In this connection Śrī Rūpa Gosvāmī gives an example of the clouds in the sky: the clouds in the sky arise from the ocean, and when the clouds become water again and fall to the ground, they glide back to the ocean. Similarly, the pleasure potency of Kṛṣṇa is compared with the ocean. The pure devotee is the pleasure-possessing cloud, and when he is filled with transcendental loving service, then he can bestow his mercy as a downpour of rain—and the pleasure potency returns to the ocean of Kṛṣṇa.
Direct and Indirect Attraction for Kṛṣṇa
Transcendental pleasure derived from devotional service can be divided into two groups: direct devotional service and indirect devotional service. Direct devotional service is divided into five transcendental humors or flavors, and indirect devotional service is divided into seven transcendental humors. Direct devotional services are as follows: neutrality, servitude, fraternity, paternity and conjugal love. Indirect devotional service is divided into laughter, compassion, anger, chivalry, dread, astonishment and ghastliness. Devotional service can therefore be divided into twelve types, each of which has a different color. The colors are white, multicolored, orange, red, light green, grey, yellow, off-whitish, smoky, pink, black and cloudy. The twelve different kinds of transcendental humors are controlled by different incarnations of God, such as Kapila, Mādhava, Upendra, Nṛsiṁha, Nandanandana, Balarāma, Kūrma, Kalki, Rāghava, Bhārgava, Varāha and Matsya.

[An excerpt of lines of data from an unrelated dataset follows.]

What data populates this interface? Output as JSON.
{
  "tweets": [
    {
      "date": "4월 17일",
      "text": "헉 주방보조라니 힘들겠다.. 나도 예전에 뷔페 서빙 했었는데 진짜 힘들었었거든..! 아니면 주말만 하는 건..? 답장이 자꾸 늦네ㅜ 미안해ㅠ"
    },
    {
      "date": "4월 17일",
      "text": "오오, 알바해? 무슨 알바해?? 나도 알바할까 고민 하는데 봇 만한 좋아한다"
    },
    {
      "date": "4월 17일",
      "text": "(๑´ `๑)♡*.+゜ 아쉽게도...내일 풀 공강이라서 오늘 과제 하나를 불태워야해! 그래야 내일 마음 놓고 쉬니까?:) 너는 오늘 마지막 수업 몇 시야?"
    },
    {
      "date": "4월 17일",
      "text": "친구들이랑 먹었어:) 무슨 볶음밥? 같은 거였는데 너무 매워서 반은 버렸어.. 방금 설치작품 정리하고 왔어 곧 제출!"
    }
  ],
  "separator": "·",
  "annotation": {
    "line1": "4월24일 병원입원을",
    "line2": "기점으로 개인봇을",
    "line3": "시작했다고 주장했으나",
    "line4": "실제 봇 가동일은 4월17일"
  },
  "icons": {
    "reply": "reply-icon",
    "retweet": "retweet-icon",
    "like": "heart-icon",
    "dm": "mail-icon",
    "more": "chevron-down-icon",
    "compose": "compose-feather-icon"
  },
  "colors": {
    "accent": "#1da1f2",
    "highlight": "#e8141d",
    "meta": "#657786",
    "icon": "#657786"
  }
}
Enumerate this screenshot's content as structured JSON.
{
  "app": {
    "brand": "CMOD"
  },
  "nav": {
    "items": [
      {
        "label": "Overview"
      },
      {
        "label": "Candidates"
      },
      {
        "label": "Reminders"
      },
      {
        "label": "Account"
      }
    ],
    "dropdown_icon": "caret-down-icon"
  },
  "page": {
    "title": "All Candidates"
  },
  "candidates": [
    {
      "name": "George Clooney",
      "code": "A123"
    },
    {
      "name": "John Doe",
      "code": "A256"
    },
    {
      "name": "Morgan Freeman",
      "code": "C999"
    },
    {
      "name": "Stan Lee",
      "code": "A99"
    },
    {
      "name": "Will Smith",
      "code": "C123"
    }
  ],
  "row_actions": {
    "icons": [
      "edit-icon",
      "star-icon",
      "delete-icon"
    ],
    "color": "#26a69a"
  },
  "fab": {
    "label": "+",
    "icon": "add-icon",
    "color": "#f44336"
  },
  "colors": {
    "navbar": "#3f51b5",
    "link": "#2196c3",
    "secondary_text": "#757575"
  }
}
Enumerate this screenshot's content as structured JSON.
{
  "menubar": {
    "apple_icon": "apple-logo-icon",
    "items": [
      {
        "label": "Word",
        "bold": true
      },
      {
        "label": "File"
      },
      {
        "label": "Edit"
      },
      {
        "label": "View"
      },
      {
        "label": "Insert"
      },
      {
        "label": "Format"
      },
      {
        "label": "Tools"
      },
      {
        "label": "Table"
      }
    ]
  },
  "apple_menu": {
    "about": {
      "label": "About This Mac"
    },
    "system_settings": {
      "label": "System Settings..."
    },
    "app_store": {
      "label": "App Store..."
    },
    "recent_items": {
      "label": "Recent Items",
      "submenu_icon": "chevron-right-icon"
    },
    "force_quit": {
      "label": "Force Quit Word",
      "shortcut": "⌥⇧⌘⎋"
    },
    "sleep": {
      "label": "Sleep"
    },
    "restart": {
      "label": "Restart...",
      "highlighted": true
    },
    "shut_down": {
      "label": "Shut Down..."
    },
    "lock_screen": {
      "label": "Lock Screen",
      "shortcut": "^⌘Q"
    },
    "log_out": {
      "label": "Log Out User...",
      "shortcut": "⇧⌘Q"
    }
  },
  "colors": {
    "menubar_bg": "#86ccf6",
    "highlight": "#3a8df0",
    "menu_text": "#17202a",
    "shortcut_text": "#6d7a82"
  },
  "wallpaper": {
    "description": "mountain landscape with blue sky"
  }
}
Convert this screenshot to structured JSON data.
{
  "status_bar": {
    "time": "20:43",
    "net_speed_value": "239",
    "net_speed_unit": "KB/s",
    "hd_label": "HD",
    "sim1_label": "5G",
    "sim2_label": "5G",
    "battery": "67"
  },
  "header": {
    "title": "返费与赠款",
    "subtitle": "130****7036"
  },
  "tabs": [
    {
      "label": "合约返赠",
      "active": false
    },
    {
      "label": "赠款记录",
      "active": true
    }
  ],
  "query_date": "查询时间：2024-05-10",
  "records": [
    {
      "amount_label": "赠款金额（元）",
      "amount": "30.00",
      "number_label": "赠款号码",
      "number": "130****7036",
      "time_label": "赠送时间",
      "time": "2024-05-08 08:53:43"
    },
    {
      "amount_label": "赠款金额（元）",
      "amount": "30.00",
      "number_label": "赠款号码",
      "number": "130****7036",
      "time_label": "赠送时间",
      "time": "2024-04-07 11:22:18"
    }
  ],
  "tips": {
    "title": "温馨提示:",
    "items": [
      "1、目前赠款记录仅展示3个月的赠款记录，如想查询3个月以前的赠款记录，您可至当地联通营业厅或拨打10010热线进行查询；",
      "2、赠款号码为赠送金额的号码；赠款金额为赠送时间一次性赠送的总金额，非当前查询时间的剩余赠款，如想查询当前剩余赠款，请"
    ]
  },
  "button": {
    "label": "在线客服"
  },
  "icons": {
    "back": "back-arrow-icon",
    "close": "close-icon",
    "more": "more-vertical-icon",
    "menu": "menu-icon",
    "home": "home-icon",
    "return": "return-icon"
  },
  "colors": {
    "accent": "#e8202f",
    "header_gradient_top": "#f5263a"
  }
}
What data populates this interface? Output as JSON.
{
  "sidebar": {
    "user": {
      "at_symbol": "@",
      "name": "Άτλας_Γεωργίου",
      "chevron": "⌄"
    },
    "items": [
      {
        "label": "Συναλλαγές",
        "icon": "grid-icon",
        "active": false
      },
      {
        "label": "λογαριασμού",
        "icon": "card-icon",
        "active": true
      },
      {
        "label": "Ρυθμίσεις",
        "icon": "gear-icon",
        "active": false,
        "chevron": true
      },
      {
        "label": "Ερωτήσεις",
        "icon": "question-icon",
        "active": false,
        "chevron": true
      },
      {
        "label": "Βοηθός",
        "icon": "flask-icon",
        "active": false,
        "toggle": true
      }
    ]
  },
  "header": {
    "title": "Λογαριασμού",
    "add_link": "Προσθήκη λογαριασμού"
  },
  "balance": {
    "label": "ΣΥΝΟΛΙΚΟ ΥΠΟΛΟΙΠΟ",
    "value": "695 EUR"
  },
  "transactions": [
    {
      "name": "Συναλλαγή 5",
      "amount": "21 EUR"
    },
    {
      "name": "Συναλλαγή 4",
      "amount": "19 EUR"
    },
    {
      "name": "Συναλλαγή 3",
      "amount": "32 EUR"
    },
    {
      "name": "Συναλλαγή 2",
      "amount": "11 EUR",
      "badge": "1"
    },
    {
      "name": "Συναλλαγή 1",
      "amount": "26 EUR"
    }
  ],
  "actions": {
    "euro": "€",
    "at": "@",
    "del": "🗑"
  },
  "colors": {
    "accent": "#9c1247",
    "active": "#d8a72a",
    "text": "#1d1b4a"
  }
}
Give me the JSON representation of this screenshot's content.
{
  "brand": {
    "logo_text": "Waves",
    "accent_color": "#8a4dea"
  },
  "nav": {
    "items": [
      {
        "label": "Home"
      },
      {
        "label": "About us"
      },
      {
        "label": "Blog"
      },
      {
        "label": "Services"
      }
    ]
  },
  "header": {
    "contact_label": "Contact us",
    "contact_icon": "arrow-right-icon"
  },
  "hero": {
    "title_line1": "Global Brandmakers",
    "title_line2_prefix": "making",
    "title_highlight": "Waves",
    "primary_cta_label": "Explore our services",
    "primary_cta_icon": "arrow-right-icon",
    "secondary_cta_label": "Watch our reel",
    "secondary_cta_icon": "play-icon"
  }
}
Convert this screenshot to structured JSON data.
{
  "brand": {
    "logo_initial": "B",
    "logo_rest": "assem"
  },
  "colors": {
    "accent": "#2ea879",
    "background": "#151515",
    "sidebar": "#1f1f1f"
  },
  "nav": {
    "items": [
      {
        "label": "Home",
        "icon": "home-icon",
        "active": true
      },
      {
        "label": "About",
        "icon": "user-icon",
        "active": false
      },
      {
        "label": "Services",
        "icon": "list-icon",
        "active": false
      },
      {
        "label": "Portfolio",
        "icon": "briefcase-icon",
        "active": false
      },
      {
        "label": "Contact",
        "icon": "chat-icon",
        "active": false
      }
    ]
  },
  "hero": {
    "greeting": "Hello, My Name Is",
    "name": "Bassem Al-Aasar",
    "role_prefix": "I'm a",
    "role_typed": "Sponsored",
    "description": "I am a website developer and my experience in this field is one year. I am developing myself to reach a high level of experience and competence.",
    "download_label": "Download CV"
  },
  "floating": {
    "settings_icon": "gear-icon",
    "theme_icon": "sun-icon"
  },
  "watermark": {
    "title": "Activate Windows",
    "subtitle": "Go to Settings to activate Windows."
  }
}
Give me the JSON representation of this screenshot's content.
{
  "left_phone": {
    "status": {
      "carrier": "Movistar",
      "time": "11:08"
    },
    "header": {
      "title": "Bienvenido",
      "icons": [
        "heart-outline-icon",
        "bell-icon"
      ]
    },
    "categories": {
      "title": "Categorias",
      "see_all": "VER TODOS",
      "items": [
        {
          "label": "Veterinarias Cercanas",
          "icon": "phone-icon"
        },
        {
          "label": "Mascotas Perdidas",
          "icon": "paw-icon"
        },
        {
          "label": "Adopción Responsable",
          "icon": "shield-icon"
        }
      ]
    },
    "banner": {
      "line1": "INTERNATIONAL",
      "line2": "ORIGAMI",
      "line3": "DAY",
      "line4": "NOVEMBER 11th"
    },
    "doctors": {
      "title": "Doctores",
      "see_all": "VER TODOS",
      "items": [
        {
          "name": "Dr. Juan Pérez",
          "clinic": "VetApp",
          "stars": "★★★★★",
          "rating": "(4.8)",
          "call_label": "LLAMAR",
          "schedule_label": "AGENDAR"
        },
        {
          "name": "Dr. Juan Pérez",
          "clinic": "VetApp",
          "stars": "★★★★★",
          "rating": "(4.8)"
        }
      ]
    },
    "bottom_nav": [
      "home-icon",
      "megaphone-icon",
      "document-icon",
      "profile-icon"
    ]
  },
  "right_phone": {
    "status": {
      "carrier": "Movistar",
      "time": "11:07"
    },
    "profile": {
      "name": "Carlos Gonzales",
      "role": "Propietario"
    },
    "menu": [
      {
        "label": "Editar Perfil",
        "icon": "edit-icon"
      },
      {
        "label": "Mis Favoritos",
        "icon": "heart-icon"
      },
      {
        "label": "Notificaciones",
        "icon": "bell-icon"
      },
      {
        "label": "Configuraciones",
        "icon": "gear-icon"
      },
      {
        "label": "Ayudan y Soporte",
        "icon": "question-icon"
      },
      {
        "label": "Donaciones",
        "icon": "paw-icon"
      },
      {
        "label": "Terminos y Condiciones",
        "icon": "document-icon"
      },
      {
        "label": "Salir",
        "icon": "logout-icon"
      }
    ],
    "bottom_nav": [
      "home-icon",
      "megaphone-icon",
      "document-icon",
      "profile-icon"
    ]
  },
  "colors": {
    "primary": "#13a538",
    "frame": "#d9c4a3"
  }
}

Sustenance, manifestation, expansion, reflection and lamentation are the five visible symptoms in exchanges of ecstatic love. The test of devotional service can therefore be made in terms of these five symptoms. In the devotional service of neutrality there is sustenance; there is expansion in chivalrous devotional service; there is reflection in compassionate devotional service; in angry devotional service there is lamentation, and so on.